Abstract:Most models for weakly supervised video anomaly detection (WS-VAD) rely on multiple instance learning, aiming to distinguish normal and abnormal snippets without specifying the type of anomaly. The ambiguous nature of anomaly definitions across contexts introduces bias in detecting abnormal and normal snippets within the abnormal bag. Taking the first step to show the model why it is anomalous, a novel framework is proposed to guide the learning of suspected anomalies from event prompts. Given a textual prompt dictionary of potential anomaly events and the captions generated from anomaly videos, the semantic anomaly similarity between them could be calculated to identify the suspected anomalous events for each video snippet.
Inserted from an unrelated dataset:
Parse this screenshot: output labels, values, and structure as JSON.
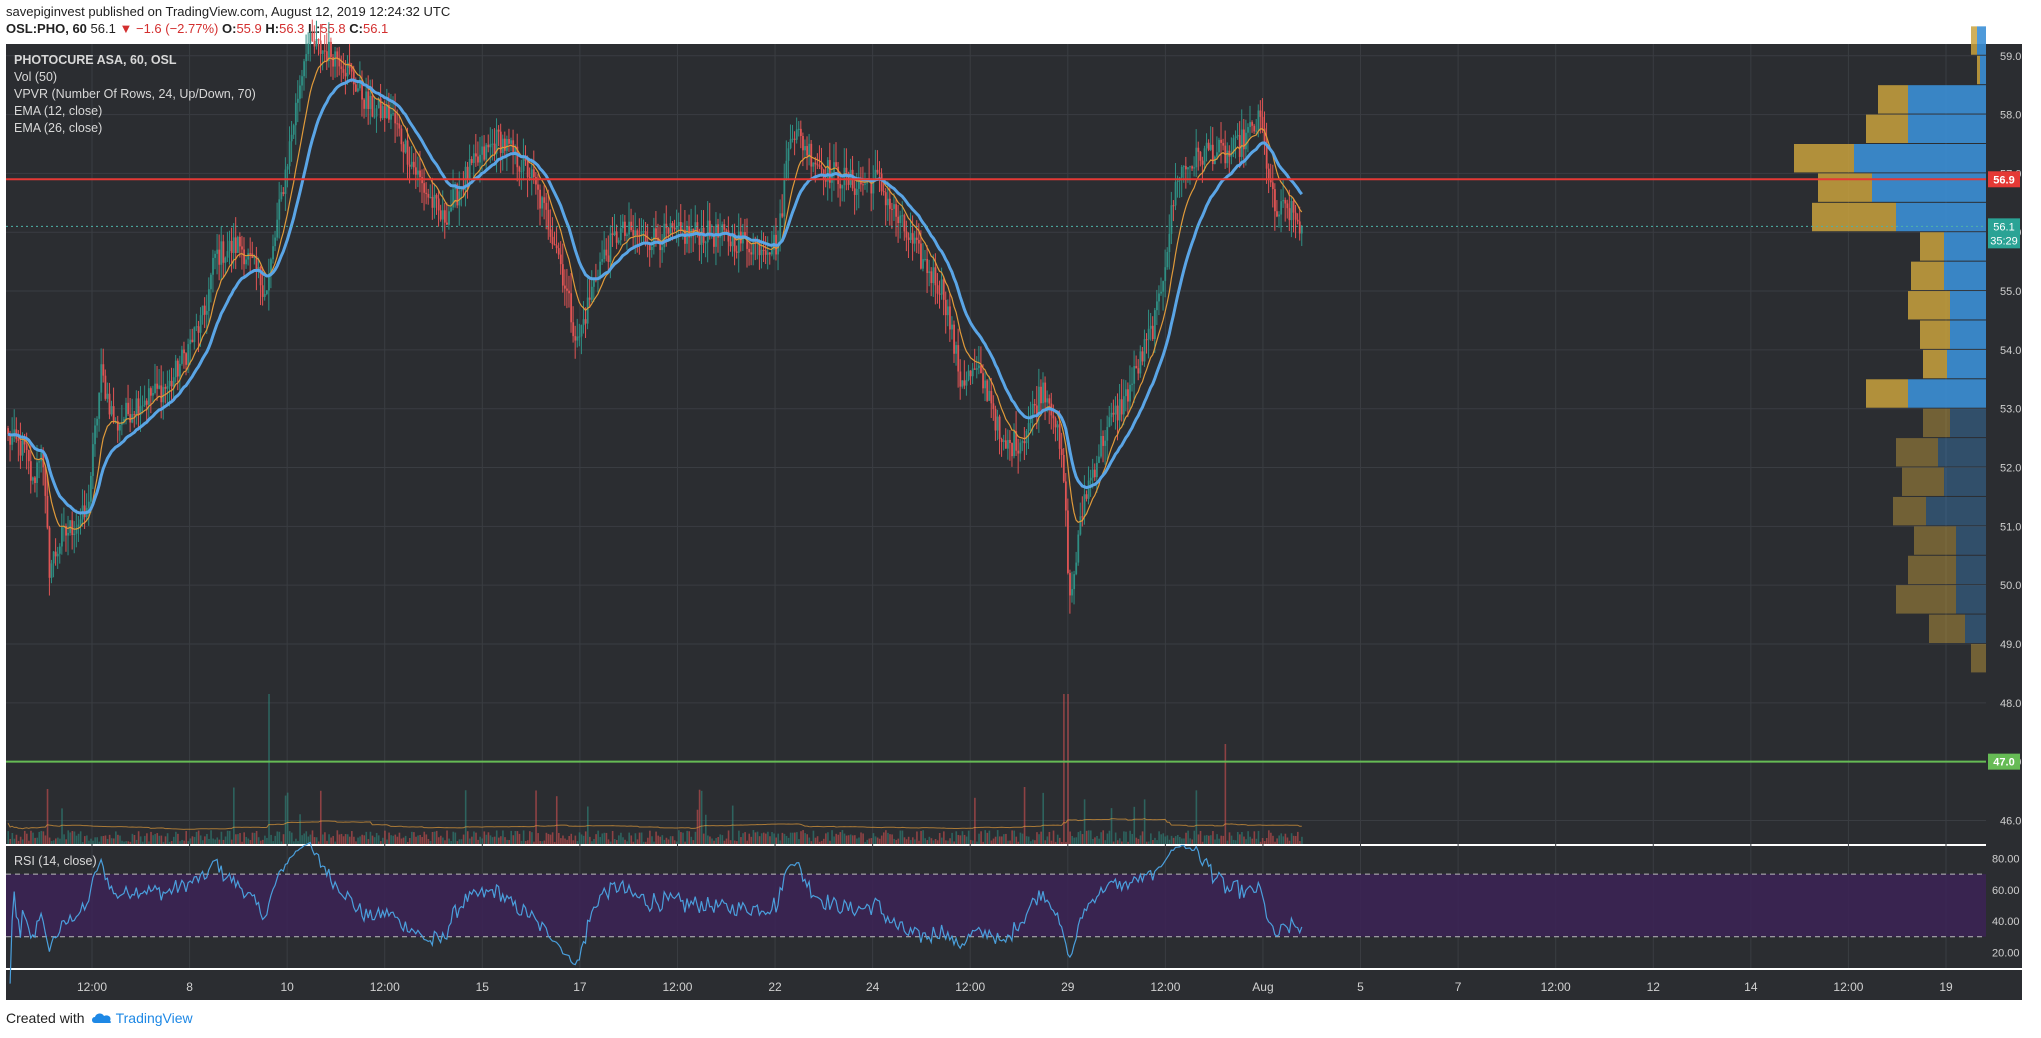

It enables a new multi-prompt learning process to constrain the visual-semantic features across all videos, as well as provides a new way to label pseudo anomalies for self-training. To demonstrate effectiveness, comprehensive experiments and detailed ablation studies are conducted on four datasets, namely XD-Violence, UCF-Crime, TAD, and ShanghaiTech. Our proposed model outperforms most state-of-the-art methods in terms of AP or AUC (82.6\%, 87.7\%, 93.1\%, and 97.4\%). Furthermore, it shows promising performance in open-set and cross-dataset cases.